Commercial roof exhaust fans remove air from a building. Every cubic foot it exhausts needs to be replaced. When that replacement air is not properly accounted for through a mechanical makeup air system, the building develops a pressure imbalance that undermines everything the ventilation system was designed to accomplish. Understanding this relationship is not a detail to resolve after installation. It is foundational to whether the system works at all.
Inadequate Makeup Air Forces the Building to Self-Compensate
When mechanical makeup air does not match exhaust volume, the building draws replacement air from wherever it can find an opening. Gaps around doors, unsealed penetrations, stairwells, and elevator shafts become uncontrolled air inlets pulling in unconditioned, unfiltered air.
In winter, this introduces cold air into conditioned spaces. In humid climates, it drives moisture into wall cavities where condensation and mold develop. In food production or clean manufacturing environments, it introduces contamination that the ventilation system was specifically designed to prevent. The source of all these problems is not the exhaust fan. It is the absence of a matched makeup air supply.
Inadequate Makeup Air Directly Damages Exhaust Fan Performance
The consequences extend beyond air quality. When a roof exhaust fan exhausts into a space that cannot replace air fast enough, it works against increasing static pressure as negative pressure deepens. Airflow drops, motor load increases, and the unit runs harder to achieve progressively less ventilation.
In commercial kitchens, this manifests visibly. Doors become difficult to open against the pressure differential. Combustion appliances experience backdrafting as negative pressure interferes with flue draft. Hood capture velocity drops even at full fan capacity because there is not enough available air in the space to support the exhaust rate the fan is trying to achieve.
Makeup Air Volume Must Be Calculated Against Total Exhaust Capacity
A pressure-balanced building requires makeup air volume to be calculated against total exhaust CFM across all exhaust points, the building’s natural infiltration rate, and the target pressure differential for the specific application.
In commercial kitchen applications, supplying makeup air at approximately 80 to 90 percent of exhaust volume maintains modest negative pressure that keeps cooking odors and heat contained within the kitchen zone while preventing the deep negative pressure that causes backdrafting and door resistance. The specific ratio varies with building construction, climate, and operational requirements, but must always be deliberately calculated rather than assumed.

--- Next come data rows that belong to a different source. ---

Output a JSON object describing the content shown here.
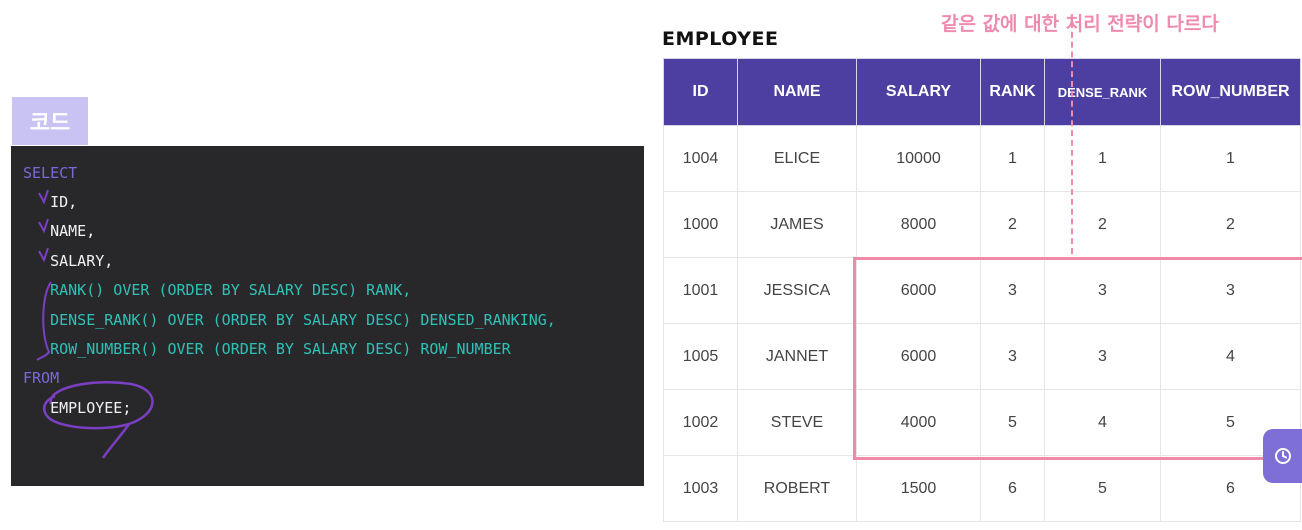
{
  "code_tab": {
    "label": "코드"
  },
  "code": {
    "lines": [
      {
        "indent": "",
        "parts": [
          {
            "cls": "kw",
            "text": "SELECT"
          }
        ]
      },
      {
        "indent": "   ",
        "parts": [
          {
            "cls": "plain",
            "text": "ID,"
          }
        ]
      },
      {
        "indent": "   ",
        "parts": [
          {
            "cls": "plain",
            "text": "NAME,"
          }
        ]
      },
      {
        "indent": "   ",
        "parts": [
          {
            "cls": "plain",
            "text": "SALARY,"
          }
        ]
      },
      {
        "indent": "   ",
        "parts": [
          {
            "cls": "teal",
            "text": "RANK() OVER (ORDER BY SALARY DESC) RANK,"
          }
        ]
      },
      {
        "indent": "   ",
        "parts": [
          {
            "cls": "teal",
            "text": "DENSE_RANK() OVER (ORDER BY SALARY DESC) DENSED_RANKING,"
          }
        ]
      },
      {
        "indent": "   ",
        "parts": [
          {
            "cls": "teal",
            "text": "ROW_NUMBER() OVER (ORDER BY SALARY DESC) ROW_NUMBER"
          }
        ]
      },
      {
        "indent": "",
        "parts": [
          {
            "cls": "kw",
            "text": "FROM"
          }
        ]
      },
      {
        "indent": "   ",
        "parts": [
          {
            "cls": "plain",
            "text": "EMPLOYEE;"
          }
        ]
      }
    ]
  },
  "table": {
    "title": "EMPLOYEE",
    "headers": [
      "ID",
      "NAME",
      "SALARY",
      "RANK",
      "DENSE_RANK",
      "ROW_NUMBER"
    ],
    "rows": [
      [
        "1004",
        "ELICE",
        "10000",
        "1",
        "1",
        "1"
      ],
      [
        "1000",
        "JAMES",
        "8000",
        "2",
        "2",
        "2"
      ],
      [
        "1001",
        "JESSICA",
        "6000",
        "3",
        "3",
        "3"
      ],
      [
        "1005",
        "JANNET",
        "6000",
        "3",
        "3",
        "4"
      ],
      [
        "1002",
        "STEVE",
        "4000",
        "5",
        "4",
        "5"
      ],
      [
        "1003",
        "ROBERT",
        "1500",
        "6",
        "5",
        "6"
      ]
    ]
  },
  "annotation": {
    "note": "같은 값에 대한 처리 전략이 다르다",
    "color": "#f08aa8"
  },
  "colors": {
    "header_bg": "#4c3fa1",
    "code_bg": "#28282a",
    "keyword": "#7b68d9",
    "teal": "#2fc1b7",
    "tab_bg": "#c9c3f4"
  },
  "fab": {
    "icon": "clock-icon"
  }
}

Commercial roof exhaust fans and makeup air units are two halves of one pressure management system. Specifying one without the other produces a building that works against its own ventilation design.
At Brooklyn Fan & Blower Sales Company, we supply both commercial roof exhaust fans and makeup air solutions for commercial and industrial applications. Reach out to us to discuss how to correctly size and match these systems for your facility.
Frequently Asked Questions
Q1. Why are makeup air units important for commercial roof exhaust fans?
Makeup air units replace the air removed by commercial roof exhaust fans to maintain proper building pressure balance. Without adequate replacement air, facilities can develop negative pressure issues that affect airflow performance, indoor conditions, and ventilation efficiency.
Q2. What happens when a building does not have enough makeup air?
Insufficient makeup air forces the building to pull outside air through gaps, doors, and unsealed openings. This can introduce dust, humidity, contaminants, and unconditioned air while also creating pressure-related problems like backdrafting and difficult door operation.
Q3. How does pressure imbalance affect commercial roof exhaust fan performance?
Pressure imbalance increases system resistance, making commercial roof exhaust fans work harder while delivering less effective airflow. As negative pressure deepens, airflow efficiency drops, motor strain increases, and ventilation performance becomes less stable throughout the facility.